Steven_L It might be that without consumer credit new cars would be considerably cheaper....Also the VAT would be much much less. Don'f forget PCP schemes, because of the VAT, are largely off balance sheet government borrowing.

Steven_L said...

Well new cars have certainly gotten a lot more expensive in the era of 0% interest rates.

And I guess if credit was outlawed the manufacturers would offer savings schemes instead?

Mark Wadsworth said...

D, debt and credit are the same thing, not opposites. What I meant was if you read the first two paragraphs he contradicts himself. First he says all this borrowing increases GDP and then he says if reduces it.

How you split up a repayment into principal and interest makes absolutely no difference to the analysis.

L, yes. Except as you have said yourself, the banks own-capital ratios have not been tightened up at all since 2007.

SL, good point about new cars and consumer credit. But without mugs buying new cars, there wouldn't be a load of very affordable second hand cars for people from Yorkshire like me. So what do you think the equilibrium would be? Presumably new car prices would be lower (people would buy lower spec models), there would be saving schemes, fewer cars overall and higher second hand car prices?

MikeW said...

Hi bit late, this is just a note/ask,

Thanks for posting Lola.I groaned when I read, Keen:

This leads to a causal link between the change in new mortgages and the change in house prices (see Figure 4). So it’s not the level of mortgage debt that affects house prices, nor even its rate of change (which is equivalent to net new mortgages), but the rate at which that rate of change is changing: its rate of acceleration

Thanks for your post Derek it allowed me to at least think of Keen's deeper metric above.

RM, yes in the world we currently inhabit.

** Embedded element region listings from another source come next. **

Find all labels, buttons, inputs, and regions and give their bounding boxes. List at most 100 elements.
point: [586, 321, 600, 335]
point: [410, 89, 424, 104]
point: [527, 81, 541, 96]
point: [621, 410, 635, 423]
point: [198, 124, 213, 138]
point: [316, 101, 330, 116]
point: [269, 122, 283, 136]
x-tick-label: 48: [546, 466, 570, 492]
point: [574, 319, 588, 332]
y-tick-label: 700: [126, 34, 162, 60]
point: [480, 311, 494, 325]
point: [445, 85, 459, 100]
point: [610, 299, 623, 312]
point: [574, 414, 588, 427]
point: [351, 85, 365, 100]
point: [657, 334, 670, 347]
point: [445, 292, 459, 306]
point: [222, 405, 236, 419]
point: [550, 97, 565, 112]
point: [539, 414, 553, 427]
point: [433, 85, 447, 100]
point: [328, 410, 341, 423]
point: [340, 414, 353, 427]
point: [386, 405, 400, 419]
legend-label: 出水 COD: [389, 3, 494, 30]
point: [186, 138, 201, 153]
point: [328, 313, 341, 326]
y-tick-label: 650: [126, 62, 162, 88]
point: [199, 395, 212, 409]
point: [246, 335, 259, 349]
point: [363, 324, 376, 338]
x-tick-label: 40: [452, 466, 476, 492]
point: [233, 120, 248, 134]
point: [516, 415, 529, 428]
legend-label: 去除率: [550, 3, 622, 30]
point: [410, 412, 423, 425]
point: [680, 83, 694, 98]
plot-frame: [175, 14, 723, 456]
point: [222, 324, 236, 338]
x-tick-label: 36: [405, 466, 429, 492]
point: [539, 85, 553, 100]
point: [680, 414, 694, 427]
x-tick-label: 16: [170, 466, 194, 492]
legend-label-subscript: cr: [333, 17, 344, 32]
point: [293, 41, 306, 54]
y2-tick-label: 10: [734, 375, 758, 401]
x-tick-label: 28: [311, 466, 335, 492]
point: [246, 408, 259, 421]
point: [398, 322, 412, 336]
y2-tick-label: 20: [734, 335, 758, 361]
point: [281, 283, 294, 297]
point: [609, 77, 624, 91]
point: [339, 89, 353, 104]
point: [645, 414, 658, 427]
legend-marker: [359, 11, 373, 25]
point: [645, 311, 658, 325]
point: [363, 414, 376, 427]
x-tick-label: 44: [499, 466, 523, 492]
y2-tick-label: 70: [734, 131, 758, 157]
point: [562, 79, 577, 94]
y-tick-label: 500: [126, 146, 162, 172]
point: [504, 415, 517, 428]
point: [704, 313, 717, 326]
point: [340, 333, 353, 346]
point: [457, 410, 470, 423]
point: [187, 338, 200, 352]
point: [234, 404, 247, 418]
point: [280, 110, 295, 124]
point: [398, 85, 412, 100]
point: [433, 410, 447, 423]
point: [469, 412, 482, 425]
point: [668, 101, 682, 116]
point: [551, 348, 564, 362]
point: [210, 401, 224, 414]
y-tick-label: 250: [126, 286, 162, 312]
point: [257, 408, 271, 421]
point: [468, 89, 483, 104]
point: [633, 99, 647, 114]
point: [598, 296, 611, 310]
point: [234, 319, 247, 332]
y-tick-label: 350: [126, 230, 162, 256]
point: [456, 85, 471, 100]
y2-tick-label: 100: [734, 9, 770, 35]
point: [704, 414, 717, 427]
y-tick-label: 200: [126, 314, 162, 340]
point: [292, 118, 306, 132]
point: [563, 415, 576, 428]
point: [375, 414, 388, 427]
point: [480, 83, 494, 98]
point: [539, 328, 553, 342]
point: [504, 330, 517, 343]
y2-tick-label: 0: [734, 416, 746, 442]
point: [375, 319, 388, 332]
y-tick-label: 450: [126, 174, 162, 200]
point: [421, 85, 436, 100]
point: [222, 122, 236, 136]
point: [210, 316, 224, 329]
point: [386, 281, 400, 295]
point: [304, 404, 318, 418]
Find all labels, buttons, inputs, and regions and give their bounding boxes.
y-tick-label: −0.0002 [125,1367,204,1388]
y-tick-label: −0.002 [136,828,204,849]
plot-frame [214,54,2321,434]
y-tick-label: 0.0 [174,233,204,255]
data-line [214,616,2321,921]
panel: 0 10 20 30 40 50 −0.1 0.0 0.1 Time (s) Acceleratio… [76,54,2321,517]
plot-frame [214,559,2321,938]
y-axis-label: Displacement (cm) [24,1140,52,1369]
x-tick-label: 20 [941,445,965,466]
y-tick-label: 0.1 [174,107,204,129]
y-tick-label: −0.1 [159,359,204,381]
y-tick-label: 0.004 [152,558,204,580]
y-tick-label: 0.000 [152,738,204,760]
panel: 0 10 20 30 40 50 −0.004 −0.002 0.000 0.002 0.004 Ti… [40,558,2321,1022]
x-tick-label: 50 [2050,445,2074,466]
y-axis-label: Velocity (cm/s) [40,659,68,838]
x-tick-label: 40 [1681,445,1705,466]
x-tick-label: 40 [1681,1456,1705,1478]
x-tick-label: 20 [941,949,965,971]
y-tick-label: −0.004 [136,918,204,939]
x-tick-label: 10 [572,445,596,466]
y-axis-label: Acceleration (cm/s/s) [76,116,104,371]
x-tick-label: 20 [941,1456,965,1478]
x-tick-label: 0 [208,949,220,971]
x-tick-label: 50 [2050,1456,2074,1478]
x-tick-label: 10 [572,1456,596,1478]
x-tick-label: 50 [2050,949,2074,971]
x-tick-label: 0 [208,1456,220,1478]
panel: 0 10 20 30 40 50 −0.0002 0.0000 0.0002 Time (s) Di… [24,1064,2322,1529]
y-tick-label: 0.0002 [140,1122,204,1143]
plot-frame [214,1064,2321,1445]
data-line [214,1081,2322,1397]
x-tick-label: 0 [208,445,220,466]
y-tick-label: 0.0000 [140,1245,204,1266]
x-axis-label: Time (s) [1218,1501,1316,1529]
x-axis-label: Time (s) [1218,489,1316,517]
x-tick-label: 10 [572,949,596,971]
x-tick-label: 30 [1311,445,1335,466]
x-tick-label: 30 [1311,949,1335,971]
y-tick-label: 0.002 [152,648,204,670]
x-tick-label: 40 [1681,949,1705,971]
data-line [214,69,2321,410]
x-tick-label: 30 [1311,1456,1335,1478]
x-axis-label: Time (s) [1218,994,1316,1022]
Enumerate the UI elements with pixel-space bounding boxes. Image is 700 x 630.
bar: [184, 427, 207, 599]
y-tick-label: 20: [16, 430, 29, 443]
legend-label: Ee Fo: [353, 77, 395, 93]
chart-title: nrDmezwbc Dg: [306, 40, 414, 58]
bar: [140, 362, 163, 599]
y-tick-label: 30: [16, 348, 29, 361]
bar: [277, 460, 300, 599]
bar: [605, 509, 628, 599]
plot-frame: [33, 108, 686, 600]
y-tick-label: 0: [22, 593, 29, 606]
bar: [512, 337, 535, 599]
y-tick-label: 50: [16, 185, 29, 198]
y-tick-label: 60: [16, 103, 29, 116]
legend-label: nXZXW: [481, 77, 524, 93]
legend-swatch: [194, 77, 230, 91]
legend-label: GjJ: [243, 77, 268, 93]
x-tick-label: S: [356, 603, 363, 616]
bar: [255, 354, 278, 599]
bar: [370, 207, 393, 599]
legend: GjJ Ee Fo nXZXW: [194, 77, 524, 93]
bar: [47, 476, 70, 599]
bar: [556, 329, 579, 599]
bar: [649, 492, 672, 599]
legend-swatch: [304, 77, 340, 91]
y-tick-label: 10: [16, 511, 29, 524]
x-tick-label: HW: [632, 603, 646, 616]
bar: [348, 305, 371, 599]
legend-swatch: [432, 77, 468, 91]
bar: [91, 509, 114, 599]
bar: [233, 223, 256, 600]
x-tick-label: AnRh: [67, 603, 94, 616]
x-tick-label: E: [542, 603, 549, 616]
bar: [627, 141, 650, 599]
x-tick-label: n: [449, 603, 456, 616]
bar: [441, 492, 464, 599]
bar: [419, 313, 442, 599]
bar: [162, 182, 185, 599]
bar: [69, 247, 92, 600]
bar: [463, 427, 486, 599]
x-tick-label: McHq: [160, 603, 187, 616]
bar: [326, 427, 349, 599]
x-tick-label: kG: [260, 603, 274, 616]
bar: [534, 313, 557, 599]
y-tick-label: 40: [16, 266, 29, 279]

Mark W. Is Keen vicously contradictory. Isn't he just saying what you say in your point three? Measure it over time T.What you say/add is give us LVT and we disolve the problem over time too.
However, I think this is Keen's thesis against Krugman. Krugman does not get Loanable funds so assumes debt makes no difference over the long run.It is Krugmans insult 'Money Illusion' v Keen's counter insult'Barter Illusion'. It seems that you Mark agree that banks are not merely loanable funds institutions: Keen. But think it doesn't much matter of the long run: Krugman. Which is wholey new position to me. Groan :)

Mark Wadsworth said...

MikeW, he gets muddled because he fails to distinguish between three distinct types of debt:

1. Mortgage debt on land which is an unalloyed bad, being privately collected LVT. 80%+ of all bank lending.

2. Proper consumer debt, for example new cars, new kitchens, this is overall a good thing but in the long run, sorts itself out, it just brings forward consumption/production without increasing it much. 10 - 15% of bank lending.

3. Pay day loans, which is either poor people being stupid, unlucky or downright exploited (to be decided on a case by case basis). <5% of total lending.

These are quite distinct things, what goes for one does not go for another. It's like sand, can be a good thing or a bad thing depending on context - a sandy beach = lovely; sand for making concrete = necesary; sand in your food or in your eyes = bloody awful.